Lumbarda sunset croatia

Croatians can come across as quite austere and, at first at least, don’t seem friendly because they don’t seem to smile very often or be very chatty. Perhaps this impression can be explained more by shyness and the difficulty of trying to make conversation in several European languages depending on who decides to take a seat at your table. Germans, Italians and English seem to be the most numerous visitors and you very rarely hear anyone trying to speak even a little Croatian. More often than not once you break the ice with a few, probably very badly pronounced, words of Croatian and a smile of your own they warm up and normally happy to teach you a few more words so that you can surprise the next person you meet.

Croatian cypress avenue church KorculaSo after chatting for a while with the men at Posip winery, using English, a little terrible Croatian and basic German, we bought several bottles of Grk white wine (which may or may not make it all the way back to the UK before we enjoy them) and we left with a warm glow inside and out.

We found it surprisingly easy to settle in to a routine and leisurely pace of life in Lumbarda…most days we wandered along the coastal promenade for a swim drying off in the afternoon sun.

We explored to the very tip of the island and spent an afternoon lazing in the quiet bay by the light house where an unmarked memorial cross made an unusual foreground to the coastal view…

Lighthouse lumbarda

We walked and, much to our own amazement, on another day jogged the 8 mile round trip into Korcula old town and back.

Korcula old town Croatia

We were warmly welcomed back to restaurants we had visited before and discovered new places where the food, the views and the welcome were equally amenable.

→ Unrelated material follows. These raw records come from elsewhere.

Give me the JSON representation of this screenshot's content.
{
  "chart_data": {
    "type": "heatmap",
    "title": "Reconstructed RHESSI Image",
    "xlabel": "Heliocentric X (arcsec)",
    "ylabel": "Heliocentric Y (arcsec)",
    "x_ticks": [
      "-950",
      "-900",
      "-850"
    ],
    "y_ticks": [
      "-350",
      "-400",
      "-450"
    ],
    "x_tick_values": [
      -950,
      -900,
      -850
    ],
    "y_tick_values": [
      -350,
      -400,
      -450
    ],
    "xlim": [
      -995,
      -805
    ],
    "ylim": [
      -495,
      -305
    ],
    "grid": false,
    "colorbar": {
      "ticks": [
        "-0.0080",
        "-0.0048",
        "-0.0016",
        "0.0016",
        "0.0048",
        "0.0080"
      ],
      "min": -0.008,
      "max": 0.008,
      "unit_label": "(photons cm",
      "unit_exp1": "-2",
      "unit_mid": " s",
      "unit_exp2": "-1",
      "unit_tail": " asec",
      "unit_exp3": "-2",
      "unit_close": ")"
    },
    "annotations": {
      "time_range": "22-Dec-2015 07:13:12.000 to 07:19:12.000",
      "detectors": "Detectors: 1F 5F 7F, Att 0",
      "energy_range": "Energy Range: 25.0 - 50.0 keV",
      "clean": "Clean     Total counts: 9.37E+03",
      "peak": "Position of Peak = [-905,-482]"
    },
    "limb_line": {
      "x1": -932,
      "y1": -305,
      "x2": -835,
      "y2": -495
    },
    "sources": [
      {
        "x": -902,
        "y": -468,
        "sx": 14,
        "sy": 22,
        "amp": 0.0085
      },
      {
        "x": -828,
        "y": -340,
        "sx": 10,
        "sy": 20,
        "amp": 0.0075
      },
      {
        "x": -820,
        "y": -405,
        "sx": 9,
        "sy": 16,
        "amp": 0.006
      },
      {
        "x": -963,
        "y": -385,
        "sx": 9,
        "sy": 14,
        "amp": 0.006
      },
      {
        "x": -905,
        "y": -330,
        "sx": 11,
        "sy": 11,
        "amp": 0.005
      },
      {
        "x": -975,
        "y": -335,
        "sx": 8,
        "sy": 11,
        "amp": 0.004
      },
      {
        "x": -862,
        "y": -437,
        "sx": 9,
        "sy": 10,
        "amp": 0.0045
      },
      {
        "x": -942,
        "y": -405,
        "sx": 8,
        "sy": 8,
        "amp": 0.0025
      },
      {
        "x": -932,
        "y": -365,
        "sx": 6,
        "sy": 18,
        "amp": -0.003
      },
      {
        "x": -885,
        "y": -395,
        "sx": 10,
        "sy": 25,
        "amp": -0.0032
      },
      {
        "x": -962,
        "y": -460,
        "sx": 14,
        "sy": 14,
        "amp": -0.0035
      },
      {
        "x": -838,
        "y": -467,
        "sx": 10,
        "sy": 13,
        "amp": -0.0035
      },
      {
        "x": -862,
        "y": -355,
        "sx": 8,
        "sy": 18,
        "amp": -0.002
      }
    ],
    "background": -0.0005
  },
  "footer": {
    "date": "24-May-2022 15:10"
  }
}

We enjoyed live music in the bar by the harbour that attracted more locals than tourists and spent quiet evenings, just the two of us, by our camper van, never boring of the inky black night sky. We listened to the murmur of the village across the field knowing that most of the chat and laughter was that of locals not the very few tourists who were lucky enough to choose September in Lumbarda.

Our little Mediterranean oasis had not disappointed and before we knew it a week had disappeared!